We've confirmed it's not specific to any particular NIC. Happens on em, igb, and re at a minimum, and probably anything.

It seems to be related to UDP traffic streams across IPsec. dd /dev/urandom to UDP netcat with a bouncer back on the other side, and it's replicable within a few minutes to a few hours. Faster CPUs seem to be less likely to hit the issue quickly.

It seems like it might be specific to SMP (>1 CPU core). I haven't been able to trigger it on an ALIX even beating it up much harder, relative to CPU speed, than faster systems where it is replicable.

If you're running on a VM and seeing this issue with >1 vCPU, try changing your VM to 1 vCPU.

If you're on a physical system, you can force the OS to disable additional cores. Take care when doing this, try it on a test system first if you're not comfortable with doing things along these lines.
dmesg | grep cpu
to find the apic. You'll have something like:
 cpu0 (BSP): APIC ID:  0
 cpu1 (AP): APIC ID:  2
In /boot/loader.conf.local (create file if it doesn't exist), add:
hint.lapic.2.disabled=1
where 2 is the APIC ID of the cpu1 CPU core to disable. Replace accordingly if yours isn't 2. Add more lines line that for each additional CPU to disable so you only have cpu0 left enabled. Reboot.

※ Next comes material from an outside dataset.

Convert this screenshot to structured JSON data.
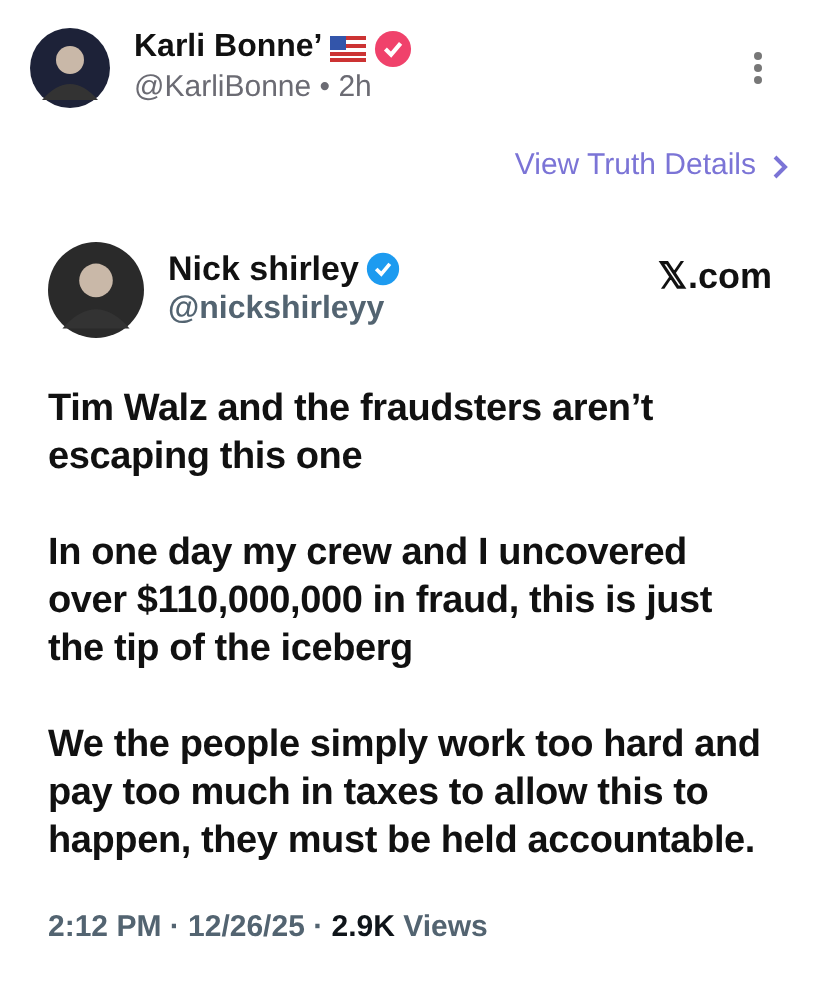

Then report back if it happens again. That might suffice as a temporary workaround, and will give us additional data points in finding the specific root cause.

AWESOME! Thank you! I will do this and report back. Question, if the system is a dual core with hyper-threading, do the hyper-threads show up as a core as well and do they also need to be disabled?

rlrobs

Someone tried to disable the hyper threading in the bios?

For tests only.

adam65535

I always disable hyperthreading on firewalls so they are disabled on my systems when i had the ~~crash~~ lost packets.

cmb

We've confirmed that the problem no longer occurs after disabling all but one CPU core. So that looks to be a viable immediate workaround for most users. See instructions in my post here.
https://forum.pfsense.org/index.php?topic=110710.msg618388#msg618388

I doubt if Hyperthreading is relevant either way. It happens in any SMP system including ones without HT. Any HT cores will also need to be disabled for the workaround, but not because they're HT, just additional cores.